According to the development’s website, the 105 luxury condos at Bergen Brooklyn were “composed with handmade geometric modules,” which, when combined with the project’s abundant green space, imbue it with a grounded, natural presence, making it a domestic refuge in the midst of overwhelming urbanity. The development is over 80 percent sold, and two remaining penthouses — a four-bedroom and a five-bedroom — are selling for $5.5 million and $5.85 million, respectively.  

The project also offers fitness, yoga, boxing, steam and sauna rooms, a music room, several art spaces, a roof deck and more.

While the developers sought a tranquility that they think is unique for Brooklyn, the panelists portrayed this adventurousness as often eluding industry veterans, who can get too acclimated to the latest, most prevalent trends in architecture and design.

“Many times in new development, and resales too, some brand-new broker will bring a client who was working with two other brokers, and the more seasoned brokers had a more rigid idea of where they should take this buyer or what it should be, and the new broker makes the $25 million deal, because they’re not so constrained by what it should be,” said Lambert.

While the individual aspects of a development may be impressive, Lambert noted that a broker’s job is to make the whole seem greater than the sum of the parts, crafting a story that sums up why buyers need to live in a particular spread.  

Along these lines, Lambert made the crucial observation that luxury real estate is aspirational, and that successful brokers and developers needed to keep this in mind to get a new project off the ground.

“What makes a development project successful is if people come see it and think, ‘My life will be better if I live here,’” said Lambert. “What we all do is storytelling, and we do even more of that with new development. In terms of amenities, you have to paint a picture for people of what their life will be like living in this building.”

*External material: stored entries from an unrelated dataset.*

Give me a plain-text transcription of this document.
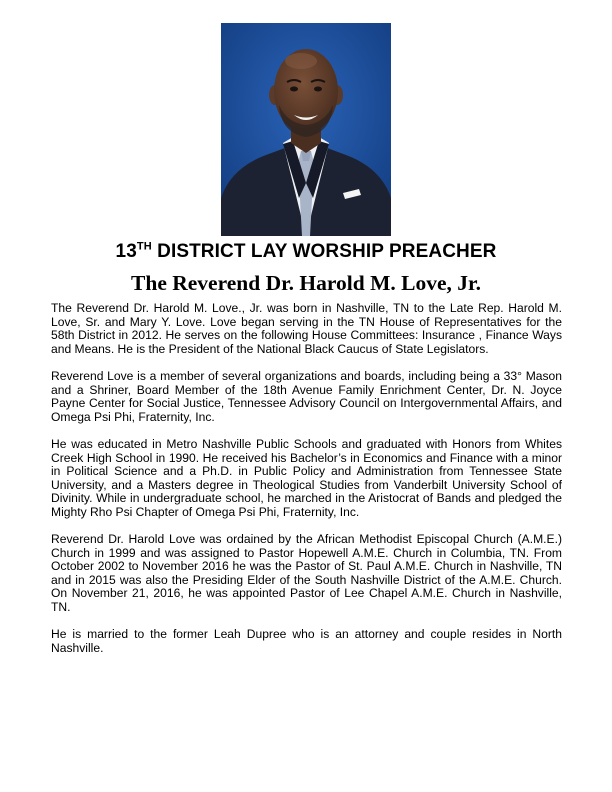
13TH DISTRICT LAY WORSHIP PREACHER
The Reverend Dr. Harold M. Love, Jr.

The Reverend Dr. Harold M. Love., Jr. was born in Nashville, TN to the Late Rep. Harold M. Love, Sr. and Mary Y. Love. Love began serving in the TN House of Representatives for the 58th District in 2012. He serves on the following House Committees: Insurance , Finance Ways and Means. He is the President of the National Black Caucus of State Legislators.

Reverend Love is a member of several organizations and boards, including being a 33° Mason and a Shriner, Board Member of the 18th Avenue Family Enrichment Center, Dr. N. Joyce Payne Center for Social Justice, Tennessee Advisory Council on Intergovernmental Affairs, and Omega Psi Phi, Fraternity, Inc.

He was educated in Metro Nashville Public Schools and graduated with Honors from Whites Creek High School in 1990. He received his Bachelor’s in Economics and Finance with a minor in Political Science and a Ph.D. in Public Policy and Administration from Tennessee State University, and a Masters degree in Theological Studies from Vanderbilt University School of Divinity. While in undergraduate school, he marched in the Aristocrat of Bands and pledged the Mighty Rho Psi Chapter of Omega Psi Phi, Fraternity, Inc.

Reverend Dr. Harold Love was ordained by the African Methodist Episcopal Church (A.M.E.) Church in 1999 and was assigned to Pastor Hopewell A.M.E. Church in Columbia, TN. From October 2002 to November 2016 he was the Pastor of St. Paul A.M.E. Church in Nashville, TN and in 2015 was also the Presiding Elder of the South Nashville District of the A.M.E. Church. On November 21, 2016, he was appointed Pastor of Lee Chapel A.M.E. Church in Nashville, TN.

He is married to the former Leah Dupree who is an attorney and couple resides in North Nashville.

In this, Lambert noted that brokers need to make their presentation equal to the gravity of the potential purchase for the buyer. Moving to a new and grander home is, in a sense, redefining one’s life. From development through the sales and marketing process, those designing and selling new developments need to show the buyer how their development will make residents’ lives better.

“You’re giving them the possibility of a new and better life full of more fun,” said Lambert. “That’s really one of the defining things — where you can show people where they’re going to connect with their family and friends, and what you’re giving them that they don’t have in the apartment they live in now.”